Research is needed to inform curricula in the next five years based on the four trends we have identified, trends that challenge what should be taught in statistics, how it should be taught, and the role of statistics in school curricula. We hope that the trends we have identified will provide a catalyst for rethinking school statistics and for identifying research opportunities. Some avenues for future research including some questions that could be considered are:

  • More in-depth studies on introducing a coherent pathway of data science ideas across the curriculum. As data science becomes integrated into curricula, what new tools and techniques will enable learners to use secondary data efficiently and purposefully, and make sense of and reason from such data? Given the increasing amount of content necessary to prepare students for a future in which data and statistical reasoning are essential, what are feasible strategies for incorporating these ideas into the curriculum? Should statistics curricula go beyond the boundary of a single subject and if so, how might this affect learning opportunities? As new methods for data collection emerge, what ethical principles do students need to activate and use?

  • More insight into fostering student statistical argumentation, advocacy, and risk-know-how. What environments encourage learning how to make claims in a data-rich world, and how to critically evaluate written and spoken data-based evidence in diverse media and risk arguments? What is the impact of engaging students in social statistics? In the long term, how do student views change about the world in which they live? What is the developmental path for understanding risk? How do we include risk in the curriculum, so all students have sufficient knowledge to understand how to make informed decisions? How do we build students’ intuitive conceptions into productive conceptions for understanding risk?

  • Visibilizing how students interact with and interpret data and conceptual visualizations. How do learners interpret and interact with non-traditional interactive data visualizations? In technology-rich visual learning environments, what reasoning, actions and conceptual development are occurring and what new concepts need attention?
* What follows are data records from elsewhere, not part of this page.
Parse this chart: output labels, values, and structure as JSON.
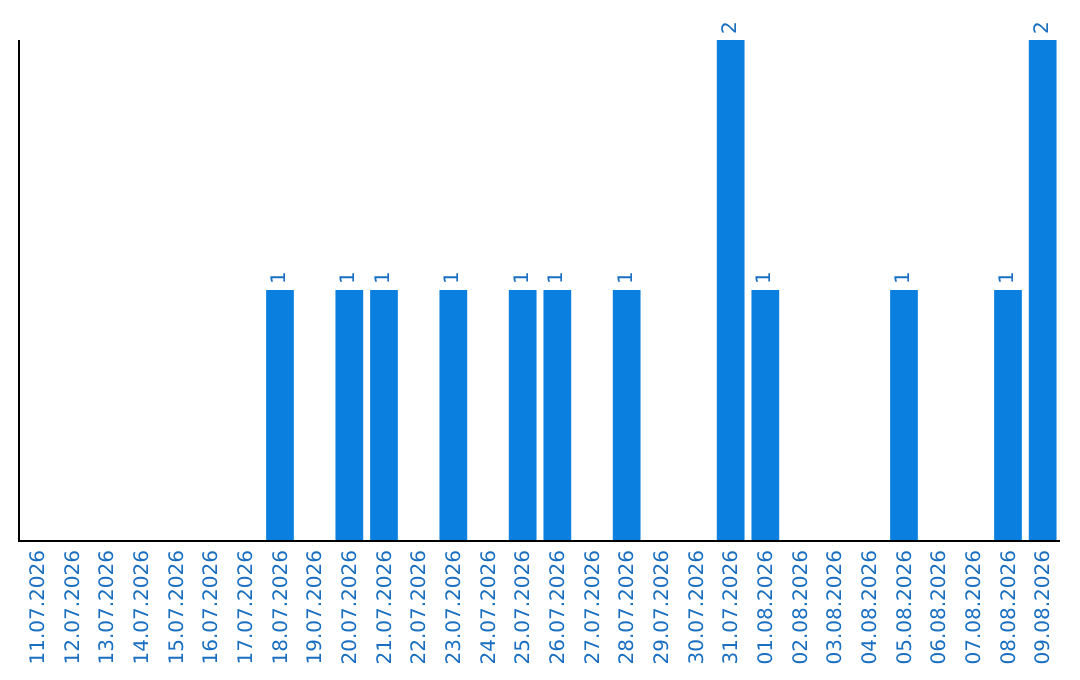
{
  "chart_data": {
    "type": "bar",
    "categories": [
      "11.07.2026",
      "12.07.2026",
      "13.07.2026",
      "14.07.2026",
      "15.07.2026",
      "16.07.2026",
      "17.07.2026",
      "18.07.2026",
      "19.07.2026",
      "20.07.2026",
      "21.07.2026",
      "22.07.2026",
      "23.07.2026",
      "24.07.2026",
      "25.07.2026",
      "26.07.2026",
      "27.07.2026",
      "28.07.2026",
      "29.07.2026",
      "30.07.2026",
      "31.07.2026",
      "01.08.2026",
      "02.08.2026",
      "03.08.2026",
      "04.08.2026",
      "05.08.2026",
      "06.08.2026",
      "07.08.2026",
      "08.08.2026",
      "09.08.2026"
    ],
    "values": [
      0,
      0,
      0,
      0,
      0,
      0,
      0,
      1,
      0,
      1,
      1,
      0,
      1,
      0,
      1,
      1,
      0,
      1,
      0,
      0,
      2,
      1,
      0,
      0,
      0,
      1,
      0,
      0,
      1,
      2
    ],
    "value_labels": [
      null,
      null,
      null,
      null,
      null,
      null,
      null,
      "1",
      null,
      "1",
      "1",
      null,
      "1",
      null,
      "1",
      "1",
      null,
      "1",
      null,
      null,
      "2",
      "1",
      null,
      null,
      null,
      "1",
      null,
      null,
      "1",
      "2"
    ],
    "color": "#0a7fe0",
    "ylim": [
      0,
      2
    ],
    "tick_labels": "x",
    "grid": false
  }
}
What new language for articulating reasoning and argumentation might be needed? When young learners are introduced to core statistical concepts, how do these concepts become cultivated across the grades and become connected and deepened in students’ reasoning processes? How do we support the development of and make widely available software such as TinkerPlots and shape research into the learning opportunities provided by such software?

  • Impacts of new learning contexts and the development of learning content and pedagogical pathways.How do learners interact with new forms of data? As new learning contexts emerge, in what ways do statistical thinking, reasoning and critical statistical literacy develop? What professional development preparation in terms of content, pedagogy, and technology do teachers need to engage with and teach new learning contexts? How can teachers from a wide range of countries and backgrounds be very quickly upskilled?

As Pfannkuch (2018) stated, curricula are shaped and challenged by technology changes, new societal perspectives, research findings on student reasoning and the constant evolution of statistical knowledge and practice. The advances in technology since 2017 are profound and challenging. We anticipate these advances will continue at an increasing rate and will require a concerted and rapid effort by researchers and curriculum developers to stay abreast of current and future developments that will be relevant to students’ lives.